By Renata Roa Moreno
In the last few weeks, I've had a barrage of complex and opposing emotions, triggered by events that, if I'm already a stickler, have put me in a reflective and very observant mode.
My cousin's daughter, almost brother, 6 years old, died. She had a bone marrow transplant due to a prognosis of a rare disease she was born with. For 4 months she was in intensive care and just when she was discharged, after 5 days her fragile but super warrior body collapsed. Her tests were perfect. The light at the end of the tunnel had arrived after many donated platelets, sleepless nights and an unbridled wave of love.
It clearly marked the ultimate misfortune that my family system has experienced in good conscience. Yes, we've had a little bit of everything, from sudden deaths from accidents in young people (thus the passing of this same cousin's grandfather), to long and terminal illnesses. But a 6-year-old girl. Not only do I have a hard time processing it, I am still paralyzed to see how to accompany this terrible bereavement. The colors are clouding, darkening. I am in front of these masterpieces that their palette are muted colors and that make you feel a tremendous hollowness of pain and nostalgia, even though there is light and color. There is hardness and rigidity. There is so much detail that you manage to see any imperfection that was captured by that critical, but at the same time raw and real look of the artist.

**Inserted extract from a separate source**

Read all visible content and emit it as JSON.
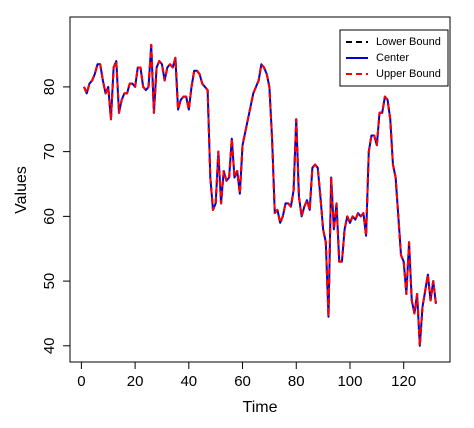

In contrast, and at the same time, life shows me another side full of lots of light and bright color. I see it and it reminds me of these impressionist works that manage to capture everyday life in a subtle, light and very spontaneous way. It seems that even the shadows that are painted, as the movement itself suggests, are not black. They are only more saturated tones to give depth, without dulling the work or becoming focal points. Who would have thought that this would happen just when my third book is about to come out, a book that connects me with great illusion? When my nephew, with whom I became an aunt for the first time, is flying off to connect with the life of his dreams. When my other niece materializes one more of her dreams and so I can list the cascade of blessings. Trivia, probably, and even possible defense mechanisms to hold on to the beautiful in life. But in this moment that I live, I realize that I had struggled to integrate this lesson and that by the way, art had always reminded me: life is a multicolored expression where all colors are necessary and you decide which current you embrace.
I guess everything is projection. My favorite currents have always been impressionism and expressionism, followed by fauvism and surrealism. I would like to think that my intensity and need to express, are identified there. If we look at the development of the great artists, they all started their way with the art academy to learn technique and then evolved to find their own style. It seems to me that life, or at least my journey, is like that. I started cataloging the seasons as good or bad, black or white, bright or dark, duality always and in everything. But if we understand this concept in depth, we would see that this duality actually invites integration, never separation. Like a work of art. The two cohabit at the same time and in the same space. I can feel happy in a very sad moment. And yes, I have understood that the most screaming way to confront and reflect on life is death. This duality is always present. In everything, and in nothing.
The opinions expressed are the responsibility of the authors and are absolutely independent of the position and editorial line of the company. Opinion 51.